From a practical standpoint, Salt Lake City people don’t need to memorize their domestic or foreign vehicle owner’s manuals. You can let your Jerry Lambert Automotive Inc. advisor remind you of the guidelines established by vehicle manufacturers: he has checklists of what the manufacturer recommends and can find potential problems when he inspects your domestic or foreign vehicle. You really can rely on Jerry Lambert Automotive Inc. professionals to help you make good automotive decisions.
For Salt Lake City drivers who want to be more proactive with their domestic or foreign vehicle care, here are some simple ways for Salt Lake City drivers to remember what has a maintenance interval.

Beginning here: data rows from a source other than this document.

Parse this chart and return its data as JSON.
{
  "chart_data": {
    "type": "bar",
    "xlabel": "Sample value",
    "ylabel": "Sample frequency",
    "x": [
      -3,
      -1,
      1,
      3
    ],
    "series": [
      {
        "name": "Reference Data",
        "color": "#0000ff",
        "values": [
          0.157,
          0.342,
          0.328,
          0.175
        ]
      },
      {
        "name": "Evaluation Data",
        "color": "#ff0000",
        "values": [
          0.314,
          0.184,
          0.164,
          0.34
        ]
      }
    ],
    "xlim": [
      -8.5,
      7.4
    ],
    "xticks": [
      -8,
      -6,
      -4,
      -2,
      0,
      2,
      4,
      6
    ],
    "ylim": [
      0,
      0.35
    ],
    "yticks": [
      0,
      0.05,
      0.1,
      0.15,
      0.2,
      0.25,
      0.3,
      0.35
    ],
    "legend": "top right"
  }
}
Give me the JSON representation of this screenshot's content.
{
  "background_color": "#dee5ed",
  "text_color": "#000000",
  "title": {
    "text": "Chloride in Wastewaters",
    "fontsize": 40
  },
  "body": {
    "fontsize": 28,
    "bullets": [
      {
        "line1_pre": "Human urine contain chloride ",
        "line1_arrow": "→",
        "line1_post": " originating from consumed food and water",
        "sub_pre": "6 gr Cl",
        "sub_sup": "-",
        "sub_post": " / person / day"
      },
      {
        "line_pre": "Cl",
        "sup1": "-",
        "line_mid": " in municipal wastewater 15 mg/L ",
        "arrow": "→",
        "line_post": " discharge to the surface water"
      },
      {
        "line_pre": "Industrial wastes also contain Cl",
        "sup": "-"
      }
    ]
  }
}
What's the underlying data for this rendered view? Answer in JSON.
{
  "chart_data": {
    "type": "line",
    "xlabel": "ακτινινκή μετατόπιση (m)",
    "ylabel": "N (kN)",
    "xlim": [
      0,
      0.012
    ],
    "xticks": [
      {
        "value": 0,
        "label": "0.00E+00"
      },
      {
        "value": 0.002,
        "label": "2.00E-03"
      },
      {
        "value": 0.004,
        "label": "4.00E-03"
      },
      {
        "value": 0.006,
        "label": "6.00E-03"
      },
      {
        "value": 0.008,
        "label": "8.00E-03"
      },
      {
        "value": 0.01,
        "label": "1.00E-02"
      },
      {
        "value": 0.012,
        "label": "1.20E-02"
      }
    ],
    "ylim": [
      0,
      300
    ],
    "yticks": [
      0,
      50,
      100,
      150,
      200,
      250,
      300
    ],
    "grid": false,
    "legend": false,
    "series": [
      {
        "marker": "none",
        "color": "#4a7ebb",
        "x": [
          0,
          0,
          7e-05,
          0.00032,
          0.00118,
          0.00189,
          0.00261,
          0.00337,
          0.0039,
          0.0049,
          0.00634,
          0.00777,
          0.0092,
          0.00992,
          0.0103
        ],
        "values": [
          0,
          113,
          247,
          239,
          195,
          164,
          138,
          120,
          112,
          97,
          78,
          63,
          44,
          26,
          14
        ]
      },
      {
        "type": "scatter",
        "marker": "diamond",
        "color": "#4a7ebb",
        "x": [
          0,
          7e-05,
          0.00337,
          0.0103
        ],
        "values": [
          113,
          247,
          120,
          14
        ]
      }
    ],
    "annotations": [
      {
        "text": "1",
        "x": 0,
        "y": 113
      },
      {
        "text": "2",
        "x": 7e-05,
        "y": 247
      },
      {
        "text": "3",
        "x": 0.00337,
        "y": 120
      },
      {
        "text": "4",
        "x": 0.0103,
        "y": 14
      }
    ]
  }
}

First: Fluids. If it’s liquid, it’s got a replacement schedule. Oil, transmission fluid, coolant, power steering fluid, brake fluid, differential fluid, etc.
Then think tires. They need air, rotation, balancing, and alignment. And while you’re thinking tires, don’t forget brakes and shock absorbers.
And what makes your domestic or foreign vehicle go? Air and fuel. Air filter replacement, fuel filters and fuel system cleaning. Of course there are more items, but if Salt Lake City car owners remember to take their car or truck in to Jerry Lambert Automotive Inc. for these things, their service advisor will help them with the rest.
And if you don’t follow recommended service intervals? You get lousy gas mileage, your domestic or foreign vehicle doesn’t run as well, your safety is compromised and you’ll spend more money in the long run. So it’s the same as everything else: The quality of your motoring life takes a hit and it ends up costing you more.
Reason enough for me to follow recommended service intervals.